As vacinas são consideradas um dos avanços mais significativos na história da Medicina. No Brasil, histórias bem-sucedidas de vacinação erradicaram a febre amarela urbana (1942) e a varíola (1973). Conforme a pediatra e preceptora da Residência Médica em Pediatria do Hospital São Vicente de Paulo, Wania Eloisa Ebert Cechin, a criação do Programa Nacional de Imunizações (PNI), em 1973, levou à erradicação da poliomielite em 1989, ao controle do sarampo, do tétano neonatal e acidental, das formas graves de tuberculose, da difteria, e da coqueluche. A partir da década de 90, o PNI implementou medidas para o controle das infecções pelo Haemophilus influenza e tipo B, rubéola e consequentemente a síndrome da rubéola congênita e também hepatite B. Ainda, iniciou a vacinação contra a gripe em pessoas a partir de 60 anos, contribuindo para a redução das complicações nos idosos.

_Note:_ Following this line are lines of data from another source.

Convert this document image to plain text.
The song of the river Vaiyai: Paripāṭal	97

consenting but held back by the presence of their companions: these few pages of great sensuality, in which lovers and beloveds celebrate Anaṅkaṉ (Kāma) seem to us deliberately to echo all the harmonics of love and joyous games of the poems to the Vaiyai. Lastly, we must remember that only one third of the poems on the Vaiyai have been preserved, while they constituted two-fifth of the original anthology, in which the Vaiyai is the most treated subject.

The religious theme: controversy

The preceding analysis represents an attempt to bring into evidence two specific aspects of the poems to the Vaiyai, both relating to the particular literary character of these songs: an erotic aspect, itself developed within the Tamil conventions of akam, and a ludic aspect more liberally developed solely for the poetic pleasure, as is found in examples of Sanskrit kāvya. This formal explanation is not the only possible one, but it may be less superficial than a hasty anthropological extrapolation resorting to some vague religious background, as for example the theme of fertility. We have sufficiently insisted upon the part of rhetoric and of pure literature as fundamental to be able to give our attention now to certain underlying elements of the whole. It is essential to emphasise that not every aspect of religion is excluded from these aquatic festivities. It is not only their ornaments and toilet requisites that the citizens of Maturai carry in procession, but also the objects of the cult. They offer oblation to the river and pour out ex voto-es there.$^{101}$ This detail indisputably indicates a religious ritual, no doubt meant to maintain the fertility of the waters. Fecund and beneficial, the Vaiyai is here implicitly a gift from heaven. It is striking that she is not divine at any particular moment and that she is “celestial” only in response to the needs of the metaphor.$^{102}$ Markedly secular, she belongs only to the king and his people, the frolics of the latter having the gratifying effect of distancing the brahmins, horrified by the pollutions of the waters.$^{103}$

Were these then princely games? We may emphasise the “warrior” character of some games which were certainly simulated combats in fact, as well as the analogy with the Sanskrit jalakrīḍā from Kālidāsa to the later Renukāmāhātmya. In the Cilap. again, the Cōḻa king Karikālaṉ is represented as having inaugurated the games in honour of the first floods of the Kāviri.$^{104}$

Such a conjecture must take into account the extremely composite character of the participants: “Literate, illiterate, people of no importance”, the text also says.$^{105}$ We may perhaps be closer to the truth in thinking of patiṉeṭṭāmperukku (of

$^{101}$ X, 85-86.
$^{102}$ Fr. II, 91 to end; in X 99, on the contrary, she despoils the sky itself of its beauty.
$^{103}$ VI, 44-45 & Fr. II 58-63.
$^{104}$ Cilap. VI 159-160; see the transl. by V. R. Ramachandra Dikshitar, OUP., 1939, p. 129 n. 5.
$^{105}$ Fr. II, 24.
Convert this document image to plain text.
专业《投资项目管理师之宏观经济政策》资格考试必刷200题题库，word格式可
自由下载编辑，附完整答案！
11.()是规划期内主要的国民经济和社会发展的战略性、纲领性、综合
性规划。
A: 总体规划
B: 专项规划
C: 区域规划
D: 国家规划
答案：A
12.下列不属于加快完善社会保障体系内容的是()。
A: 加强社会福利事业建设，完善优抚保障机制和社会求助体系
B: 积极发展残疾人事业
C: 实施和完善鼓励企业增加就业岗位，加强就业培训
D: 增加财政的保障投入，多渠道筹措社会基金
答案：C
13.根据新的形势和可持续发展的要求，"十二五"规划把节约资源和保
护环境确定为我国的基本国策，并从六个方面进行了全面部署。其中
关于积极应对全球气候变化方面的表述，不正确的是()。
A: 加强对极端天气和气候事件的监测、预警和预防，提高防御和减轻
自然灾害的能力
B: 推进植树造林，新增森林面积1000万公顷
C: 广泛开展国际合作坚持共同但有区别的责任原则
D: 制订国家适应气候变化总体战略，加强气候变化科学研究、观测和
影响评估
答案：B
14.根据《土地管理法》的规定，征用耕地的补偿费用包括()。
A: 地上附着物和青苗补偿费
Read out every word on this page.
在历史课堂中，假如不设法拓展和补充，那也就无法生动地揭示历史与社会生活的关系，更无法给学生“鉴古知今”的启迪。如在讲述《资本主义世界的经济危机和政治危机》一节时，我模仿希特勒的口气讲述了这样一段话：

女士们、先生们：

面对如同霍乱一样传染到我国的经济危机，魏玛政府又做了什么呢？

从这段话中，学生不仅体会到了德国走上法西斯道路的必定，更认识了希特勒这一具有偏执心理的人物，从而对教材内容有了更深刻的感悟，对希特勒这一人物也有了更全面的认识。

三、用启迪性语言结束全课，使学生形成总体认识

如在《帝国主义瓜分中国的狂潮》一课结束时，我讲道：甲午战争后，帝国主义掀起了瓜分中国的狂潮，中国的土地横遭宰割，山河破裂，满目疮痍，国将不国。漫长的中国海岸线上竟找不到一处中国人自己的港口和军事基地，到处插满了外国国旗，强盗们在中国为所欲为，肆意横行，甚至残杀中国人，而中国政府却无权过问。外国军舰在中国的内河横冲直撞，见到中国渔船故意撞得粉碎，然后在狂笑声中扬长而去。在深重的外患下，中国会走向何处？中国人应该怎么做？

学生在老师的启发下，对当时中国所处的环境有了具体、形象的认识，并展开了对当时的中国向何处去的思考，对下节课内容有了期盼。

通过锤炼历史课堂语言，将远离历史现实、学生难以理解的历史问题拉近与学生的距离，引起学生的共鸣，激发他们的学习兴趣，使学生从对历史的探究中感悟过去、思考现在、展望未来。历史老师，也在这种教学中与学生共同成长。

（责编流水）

Em 2006, foi implantada a vacina contra rotavírus no calendário básico de vacinação da criança, posteriormente em 2010 a vacinação para gripe A e em 2015 a vacinação para HPV. “As vacinas são substâncias biológicas aplicadas nas pessoas a fim de protegê-las de doenças. Na prática, elas ativam o sistema imunológico para reconhecer e combater vírus e bactérias em futuras infecções. Para isso, são compostas por agentes semelhantes aos microrganismos que causam as doenças ou por toxinas desses microorganismos nas versões atenuadas (o vírus ou a bactéria enfraquecida) ou inativas (o vírus ou a bactéria morta) ”, explica Wania, completando ainda que, no nosso corpo, “a vacina estimula o sistema imunológico humano a produzir os anticorpos necessários para evitar o desenvolvimento da doença, caso a pessoa venha a ter contato com os vírus ou bactéria que são seus causadores”.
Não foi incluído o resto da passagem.